The Italian Historical Society – Per l’Australia è la storia dell’insediamento italiano dal 1788 fino alla seconda guerra mondiale e oltre. I primi tagliatori di canna italiani arrivarono nel North Queensland a metà del 1800 e negli anni ’20 un terzo delle produzioni di canna del Queensland erano di proprietà italiana e impiegavano tagliatori di canna italiani.

L’Australia entrò in guerra dal 10 giugno 1940. L’Italia dichiarò guerra alla Gran Bretagna e la mattina successiva provocò un rastrellamento di cittadini italiani in Australia in tutti gli Stati. Annunciando la decisione di internare cittadini italiani, il Presidente del Consiglio dichiarò che l’opinione pubblica poteva essere certa che coloro che non erano disposti a essere fedeli all’Australia sarebbero stati privati ​​dei mezzi per essere sleali. 

Delle 4.723 persone internate, 1.196 provenivano dall’Australia occidentale, 2.216 dal Queensland, 855 dal New South Wales, 171 dall’Australia meridionale, 170 dal Victoria, 65 dalla Tasmania e 50 dal Northern Territory. Oltre un migliaio erano sudditi britannici nati in Australia o naturalizzati. Il maggior numero di internati proveniva da industrie in cui dominavano gli italiani: canna da zucchero nel North Queensland e miniere e pesca nell’Australia occidentale. C’era il timore che, in caso di invasione giapponese, gli enemy aliens che vivevano nel remoto ovest dell’Australia potessero diventare collaborazionisti. Victoria, nonostante ospitasse quella che probabilmente era la più grande comunità italiana del paese, aveva relativamente pochi internati. Ciò può essere in parte spiegato dalla protezione molto speciale di cui godevano i vittoriani italiani da parte di due eminenti cattolici, l’arcivescovo irlandese-australiano Daniel Mannix e il suo amico, il politico laburista Arthur Caldwell. Se un piccolo numero era simpatizzante fascista, la maggior parte degli internati italiani aveva poco o nessun interesse per la politica e non rappresentava una minaccia per la sicurezza nazionale.

Anche gli italiani subirono restrizioni. In base alle norme di sicurezza nazionale, vennero introdotte limitazioni all’occupazione, ai viaggi e alla vendita o al trasferimento di proprietà. Agli enemy aliens non era permesso possedere piccioni viaggiatori, radio, macchine fotografiche, automobili, aerei, barche o benzina.

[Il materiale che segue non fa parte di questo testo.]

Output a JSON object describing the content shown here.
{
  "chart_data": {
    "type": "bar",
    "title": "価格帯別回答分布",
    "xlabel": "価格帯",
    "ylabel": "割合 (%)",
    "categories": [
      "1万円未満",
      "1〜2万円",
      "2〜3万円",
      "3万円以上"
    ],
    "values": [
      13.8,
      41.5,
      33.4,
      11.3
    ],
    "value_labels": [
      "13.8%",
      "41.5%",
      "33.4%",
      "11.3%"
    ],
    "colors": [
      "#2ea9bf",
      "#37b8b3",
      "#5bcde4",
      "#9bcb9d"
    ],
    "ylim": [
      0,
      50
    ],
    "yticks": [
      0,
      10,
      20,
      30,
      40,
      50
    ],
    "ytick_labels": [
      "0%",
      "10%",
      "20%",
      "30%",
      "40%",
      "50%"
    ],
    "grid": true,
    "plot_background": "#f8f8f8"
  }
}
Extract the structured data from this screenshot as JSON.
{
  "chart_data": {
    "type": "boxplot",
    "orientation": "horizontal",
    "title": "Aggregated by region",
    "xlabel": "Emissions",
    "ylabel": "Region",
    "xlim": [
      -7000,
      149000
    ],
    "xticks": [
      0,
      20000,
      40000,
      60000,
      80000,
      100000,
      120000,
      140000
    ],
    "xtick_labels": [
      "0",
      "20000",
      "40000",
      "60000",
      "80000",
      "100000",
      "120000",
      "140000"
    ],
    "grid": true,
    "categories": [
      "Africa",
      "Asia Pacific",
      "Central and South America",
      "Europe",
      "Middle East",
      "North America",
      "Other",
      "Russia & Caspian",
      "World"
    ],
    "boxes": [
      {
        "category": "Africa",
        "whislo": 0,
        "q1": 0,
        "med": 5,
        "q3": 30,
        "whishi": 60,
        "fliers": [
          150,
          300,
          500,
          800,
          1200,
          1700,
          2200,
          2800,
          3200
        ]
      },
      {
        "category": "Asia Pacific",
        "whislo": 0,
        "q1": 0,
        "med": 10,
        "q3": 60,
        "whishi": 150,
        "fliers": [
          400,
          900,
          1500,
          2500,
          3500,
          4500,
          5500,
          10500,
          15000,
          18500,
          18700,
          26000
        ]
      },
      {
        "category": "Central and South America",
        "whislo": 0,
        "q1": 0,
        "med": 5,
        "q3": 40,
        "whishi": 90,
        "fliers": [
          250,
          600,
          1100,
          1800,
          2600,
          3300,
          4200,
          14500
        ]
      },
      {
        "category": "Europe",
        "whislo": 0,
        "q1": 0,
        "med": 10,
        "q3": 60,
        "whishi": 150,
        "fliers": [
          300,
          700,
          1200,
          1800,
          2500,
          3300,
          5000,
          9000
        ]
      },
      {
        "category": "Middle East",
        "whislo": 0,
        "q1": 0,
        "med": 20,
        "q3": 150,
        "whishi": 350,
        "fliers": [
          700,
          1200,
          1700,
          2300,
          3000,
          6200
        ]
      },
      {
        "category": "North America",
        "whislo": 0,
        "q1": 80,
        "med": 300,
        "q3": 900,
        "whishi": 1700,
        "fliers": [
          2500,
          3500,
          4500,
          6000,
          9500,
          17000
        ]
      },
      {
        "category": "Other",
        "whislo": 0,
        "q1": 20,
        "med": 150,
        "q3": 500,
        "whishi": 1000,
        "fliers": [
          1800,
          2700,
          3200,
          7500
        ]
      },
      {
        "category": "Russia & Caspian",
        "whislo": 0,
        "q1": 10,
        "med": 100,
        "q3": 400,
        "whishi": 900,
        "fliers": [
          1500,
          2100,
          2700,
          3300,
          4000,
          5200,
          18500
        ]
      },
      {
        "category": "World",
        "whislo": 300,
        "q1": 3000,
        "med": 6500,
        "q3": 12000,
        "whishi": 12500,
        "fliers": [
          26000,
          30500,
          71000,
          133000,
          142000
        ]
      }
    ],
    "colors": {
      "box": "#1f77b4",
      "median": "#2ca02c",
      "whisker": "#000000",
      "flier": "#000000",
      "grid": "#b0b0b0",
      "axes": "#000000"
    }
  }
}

Le imprese italiane soffrirono, poiché le fattorie e i macchinari degli impianti potevano essere confiscati o disabilitati. Lingue diverse dall’inglese non potevano essere parlate in luoghi pubblici o al telefono. La vita sociale si fermò: i locali furono chiusi, gli spostamenti senza permesso vietati, così come gli assembramenti per strada o nelle case. Gli enemy aliens non avevano diritto di cittadinanza, quindi non potevano richiedere protezione né in Australia né in Italia. Divennero apolidi.

I negozi furono vandalizzati, quindi molte aziende italiane rimossero ogni riferimento alla parola “italiano” e affissero cartelli che dichiaravano che il titolare di questa attività era un suddito britannico. Un esempio su tutti, quello del ristorante Tosca a Melbourne: nel 1941, con un forte sentimento anti-italiano, il proprietario Nello Borghesi tolse ogni riferimento alle sue origini e cambiò il nome del locale in “Hoddle Café”.